Los factores que determinan el crecimiento de las plantas no empezaron a conocerse con precisión científica hasta bien avanzado el siglo XIX. Por experiencia, los labradores sabían que las tierras se agotaban con el cultivo y que era necesario abonarlas para mantener su rendimiento. También sabían de modo aproximado qué parcelas eran más apropiadas para plantar cereales y cuáles para pastos, viñedos u otros cultivos. Pero no tenían ni idea, lógicamente, de qué era el pH, el ‘potencial de hidrógeno’, definido en 1909 por el químico danés Sørensen y que mide el grado de acidez.
En Galicia la mayor parte de los suelos son ácidos debido al tipo de rocas que los conformaron –granitos y pizarras- y a la abundancia de precipitaciones. Para corregir el exceso de acidez lo mejor era añadir cal, cal que había que traer desde zonas cercanas en las que tal compuesto abundaba: desde el Cantábrico o desde algunas comarcas orientales gallegas como Sarria o Valdeorras. Precisamente en Valdeorras fue donde un destacado empresario, Marcelino Suárez González, estableció en 1900 la firma Caleras de Valdeorras para explotar los yacimientos locales de calizas. Una biografía del mismo ha sido publicada recientemente por Ricardo Gurriarán en el libro Empresarios de Galicia, coordinado por Xoán Carmona.

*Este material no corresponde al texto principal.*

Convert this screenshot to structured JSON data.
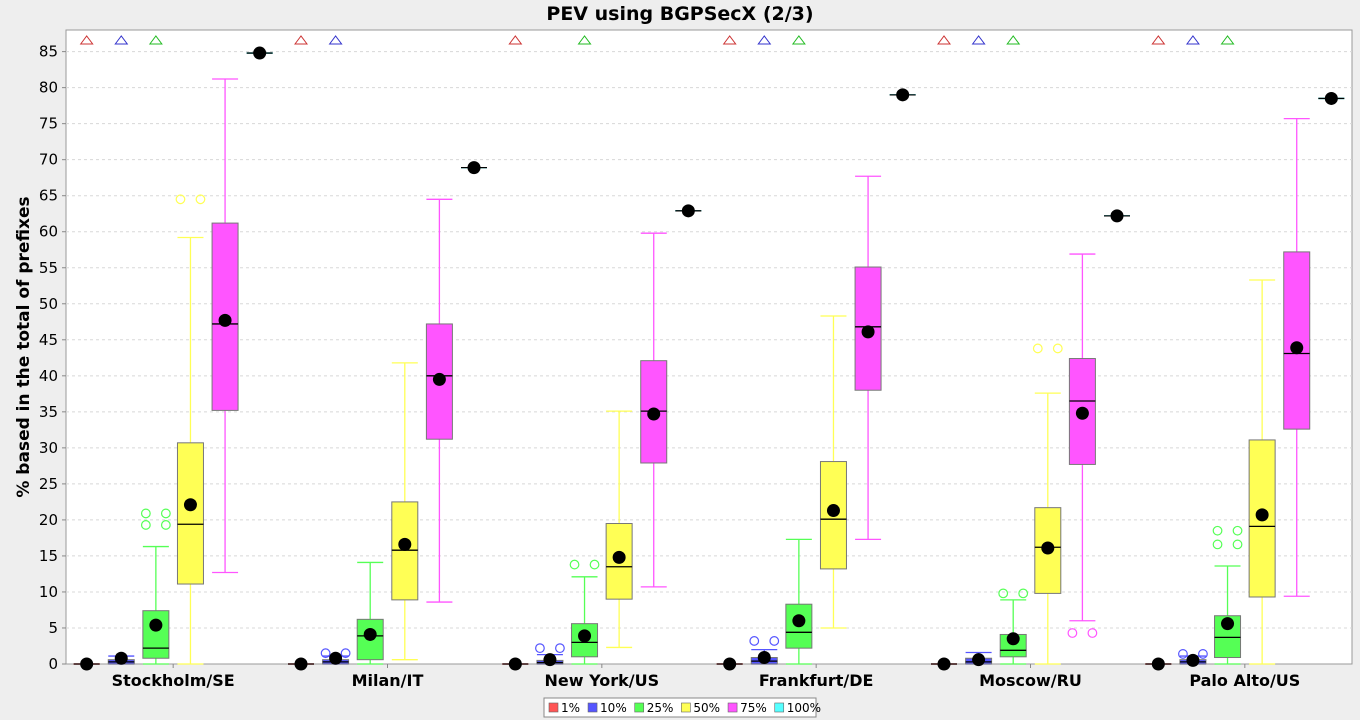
{
  "chart_data": {
    "type": "box",
    "title": "PEV using BGPSecX  (2/3)",
    "xlabel": "",
    "ylabel": "% based in the total of prefixes",
    "ylim": [
      0,
      88
    ],
    "yticks": [
      0,
      5,
      10,
      15,
      20,
      25,
      30,
      35,
      40,
      45,
      50,
      55,
      60,
      65,
      70,
      75,
      80,
      85
    ],
    "grid": true,
    "legend_position": "bottom",
    "categories": [
      "Stockholm/SE",
      "Milan/IT",
      "New York/US",
      "Frankfurt/DE",
      "Moscow/RU",
      "Palo Alto/US"
    ],
    "series": [
      {
        "name": "1%",
        "color": "#ff5555",
        "boxes": [
          {
            "min": 0,
            "q1": 0,
            "median": 0,
            "q3": 0,
            "max": 0,
            "mean": 0,
            "outliers": [],
            "offscale": true
          },
          {
            "min": 0,
            "q1": 0,
            "median": 0,
            "q3": 0,
            "max": 0,
            "mean": 0,
            "outliers": [],
            "offscale": true
          },
          {
            "min": 0,
            "q1": 0,
            "median": 0,
            "q3": 0,
            "max": 0,
            "mean": 0,
            "outliers": [],
            "offscale": true
          },
          {
            "min": 0,
            "q1": 0,
            "median": 0,
            "q3": 0,
            "max": 0,
            "mean": 0,
            "outliers": [],
            "offscale": true
          },
          {
            "min": 0,
            "q1": 0,
            "median": 0,
            "q3": 0,
            "max": 0,
            "mean": 0,
            "outliers": [],
            "offscale": true
          },
          {
            "min": 0,
            "q1": 0,
            "median": 0,
            "q3": 0,
            "max": 0,
            "mean": 0,
            "outliers": [],
            "offscale": true
          }
        ]
      },
      {
        "name": "10%",
        "color": "#5555ff",
        "boxes": [
          {
            "min": 0,
            "q1": 0,
            "median": 0.3,
            "q3": 0.6,
            "max": 1.1,
            "mean": 0.8,
            "outliers": [],
            "offscale": true
          },
          {
            "min": 0,
            "q1": 0,
            "median": 0.3,
            "q3": 0.6,
            "max": 1.1,
            "mean": 0.8,
            "outliers": [
              1.5
            ],
            "offscale": true
          },
          {
            "min": 0,
            "q1": 0,
            "median": 0.2,
            "q3": 0.5,
            "max": 1.3,
            "mean": 0.6,
            "outliers": [
              2.2
            ],
            "offscale": false
          },
          {
            "min": 0,
            "q1": 0,
            "median": 0.4,
            "q3": 0.9,
            "max": 2.0,
            "mean": 0.9,
            "outliers": [
              3.2
            ],
            "offscale": true
          },
          {
            "min": 0,
            "q1": 0,
            "median": 0.3,
            "q3": 0.8,
            "max": 1.6,
            "mean": 0.6,
            "outliers": [],
            "offscale": true
          },
          {
            "min": 0,
            "q1": 0,
            "median": 0.3,
            "q3": 0.6,
            "max": 1.1,
            "mean": 0.5,
            "outliers": [
              1.4
            ],
            "offscale": true
          }
        ]
      },
      {
        "name": "25%",
        "color": "#55ff55",
        "boxes": [
          {
            "min": 0,
            "q1": 0.8,
            "median": 2.2,
            "q3": 7.4,
            "max": 16.3,
            "mean": 5.4,
            "outliers": [
              19.3,
              20.9
            ],
            "offscale": true
          },
          {
            "min": 0,
            "q1": 0.6,
            "median": 3.9,
            "q3": 6.2,
            "max": 14.1,
            "mean": 4.1,
            "outliers": [],
            "offscale": false
          },
          {
            "min": 0,
            "q1": 1.0,
            "median": 3.0,
            "q3": 5.6,
            "max": 12.1,
            "mean": 3.9,
            "outliers": [
              13.8
            ],
            "offscale": true
          },
          {
            "min": 0,
            "q1": 2.2,
            "median": 4.4,
            "q3": 8.3,
            "max": 17.3,
            "mean": 6.0,
            "outliers": [],
            "offscale": true
          },
          {
            "min": 0,
            "q1": 1.0,
            "median": 1.9,
            "q3": 4.1,
            "max": 8.9,
            "mean": 3.5,
            "outliers": [
              9.8
            ],
            "offscale": true
          },
          {
            "min": 0,
            "q1": 0.9,
            "median": 3.7,
            "q3": 6.7,
            "max": 13.6,
            "mean": 5.6,
            "outliers": [
              16.6,
              18.5
            ],
            "offscale": true
          }
        ]
      },
      {
        "name": "50%",
        "color": "#ffff55",
        "boxes": [
          {
            "min": 0,
            "q1": 11.1,
            "median": 19.4,
            "q3": 30.7,
            "max": 59.2,
            "mean": 22.1,
            "outliers": [
              64.5
            ],
            "offscale": false
          },
          {
            "min": 0.6,
            "q1": 8.9,
            "median": 15.8,
            "q3": 22.5,
            "max": 41.8,
            "mean": 16.6,
            "outliers": [],
            "offscale": false
          },
          {
            "min": 2.3,
            "q1": 9.0,
            "median": 13.5,
            "q3": 19.5,
            "max": 35.1,
            "mean": 14.8,
            "outliers": [],
            "offscale": false
          },
          {
            "min": 5.0,
            "q1": 13.2,
            "median": 20.1,
            "q3": 28.1,
            "max": 48.3,
            "mean": 21.3,
            "outliers": [],
            "offscale": false
          },
          {
            "min": 0,
            "q1": 9.8,
            "median": 16.2,
            "q3": 21.7,
            "max": 37.6,
            "mean": 16.1,
            "outliers": [
              43.8
            ],
            "offscale": false
          },
          {
            "min": 0,
            "q1": 9.3,
            "median": 19.1,
            "q3": 31.1,
            "max": 53.3,
            "mean": 20.7,
            "outliers": [],
            "offscale": false
          }
        ]
      },
      {
        "name": "75%",
        "color": "#ff55ff",
        "boxes": [
          {
            "min": 12.7,
            "q1": 35.2,
            "median": 47.2,
            "q3": 61.2,
            "max": 81.2,
            "mean": 47.7,
            "outliers": [],
            "offscale": false
          },
          {
            "min": 8.6,
            "q1": 31.2,
            "median": 40.0,
            "q3": 47.2,
            "max": 64.5,
            "mean": 39.5,
            "outliers": [],
            "offscale": false
          },
          {
            "min": 10.7,
            "q1": 27.9,
            "median": 35.1,
            "q3": 42.1,
            "max": 59.8,
            "mean": 34.7,
            "outliers": [],
            "offscale": false
          },
          {
            "min": 17.3,
            "q1": 38.0,
            "median": 46.8,
            "q3": 55.1,
            "max": 67.7,
            "mean": 46.1,
            "outliers": [],
            "offscale": false
          },
          {
            "min": 6.0,
            "q1": 27.7,
            "median": 36.5,
            "q3": 42.4,
            "max": 56.9,
            "mean": 34.8,
            "outliers": [
              4.3
            ],
            "offscale": false
          },
          {
            "min": 9.4,
            "q1": 32.6,
            "median": 43.1,
            "q3": 57.2,
            "max": 75.7,
            "mean": 43.9,
            "outliers": [],
            "offscale": false
          }
        ]
      },
      {
        "name": "100%",
        "color": "#55ffff",
        "boxes": [
          {
            "min": 84.8,
            "q1": 84.8,
            "median": 84.8,
            "q3": 84.8,
            "max": 84.8,
            "mean": 84.8,
            "outliers": [],
            "offscale": false
          },
          {
            "min": 68.9,
            "q1": 68.9,
            "median": 68.9,
            "q3": 68.9,
            "max": 68.9,
            "mean": 68.9,
            "outliers": [],
            "offscale": false
          },
          {
            "min": 62.9,
            "q1": 62.9,
            "median": 62.9,
            "q3": 62.9,
            "max": 62.9,
            "mean": 62.9,
            "outliers": [],
            "offscale": false
          },
          {
            "min": 79.0,
            "q1": 79.0,
            "median": 79.0,
            "q3": 79.0,
            "max": 79.0,
            "mean": 79.0,
            "outliers": [],
            "offscale": false
          },
          {
            "min": 62.2,
            "q1": 62.2,
            "median": 62.2,
            "q3": 62.2,
            "max": 62.2,
            "mean": 62.2,
            "outliers": [],
            "offscale": false
          },
          {
            "min": 78.5,
            "q1": 78.5,
            "median": 78.5,
            "q3": 78.5,
            "max": 78.5,
            "mean": 78.5,
            "outliers": [],
            "offscale": false
          }
        ]
      }
    ]
  }
}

Como puede verse en un anuncio de la empresa de 1903, sus productos iban dirigidos al sector de la construcción, a varias industrias recién establecidas en Galicia –las azucareras y las que fabricaban carburo de calcio- y, lo que nos interesa aquí, a los agricultores. Un suministro de ‘borrallo de cal’ para mejorar sus tierras que se enfrentaba al problema de las deficientes redes de transporte existentes por aquel entonces.
El mapa de la red ferroviaria gallega de principios del siglo XX deja bien claro que eran muy extensas las zonas a las que no podía enviarse cal desde O Barco de Valdeorras -justo encima de la A de Astorga, en el mapa adjunto- por vía férrea, y ya no digamos por carretera. De ahí que Marcelino Suárez tuviese que crear sus propios servicios de transporte por mar para colocar su producto en las comarcas costeras, al igual que hacían otros empresarios, y botó en 1904 un balandro llamado Valdeorras.
No fue la valdeorrense la única empresa dedicada a fabricar cal viva, pero sí mucho más importante que otras fundadas con posterioridad –como por ejemplo Caleras del Lérez, Caleras del Ulla o Caleras de Tragove- que se ubicaban en la costa porque su materia prima llegaba por barco desde las costas cantábricas.
Décadas más tarde surgieron otras firmas cuyo objetivo principal era abastecer a los agricultores. La más destacada fue Calfensa -Calizas y Fertilizantes del Noroeste SA-, fundada en 1966 por Antonio Fernández López, Arcadio Arienza y Fidel Isla Couto en Oural (Sarria), al sur de la provincia de Lugo, pocos años después de que estableciesen en el mismo lugar la única fábrica de cementos de Galicia, Cementos del Noroeste.
Mejorada la red de transportes, llevar el producto a los cultivadores no era ya un obstáculo tan importante como a principios de siglo y había ahora que reducir costes en otra fase del proceso productivo: la de esparcir la cal por las tierras de cultivo. Surge así el ‘chintófano’, vocablo gallego que se usa para aludir a un objeto que se conoce pero cuyo nombre no se recuerda o no se sabe, en este caso el de una máquina un poco especial, con ventilador incluido.
Y como recuerdo la palabrita justo con ese uso, el de una cosa a la que no se encuentra nombre, como sucede con el verbo aquelar, pues me hizo mucha gracia que en una revista profesional del sector agrario se recogiese lo del chintófano, una 'palabra de oscuro origen', según el reportaje. Un caso de inventiva mecánica y de comodín del lenguaje coloquial, ya en desuso.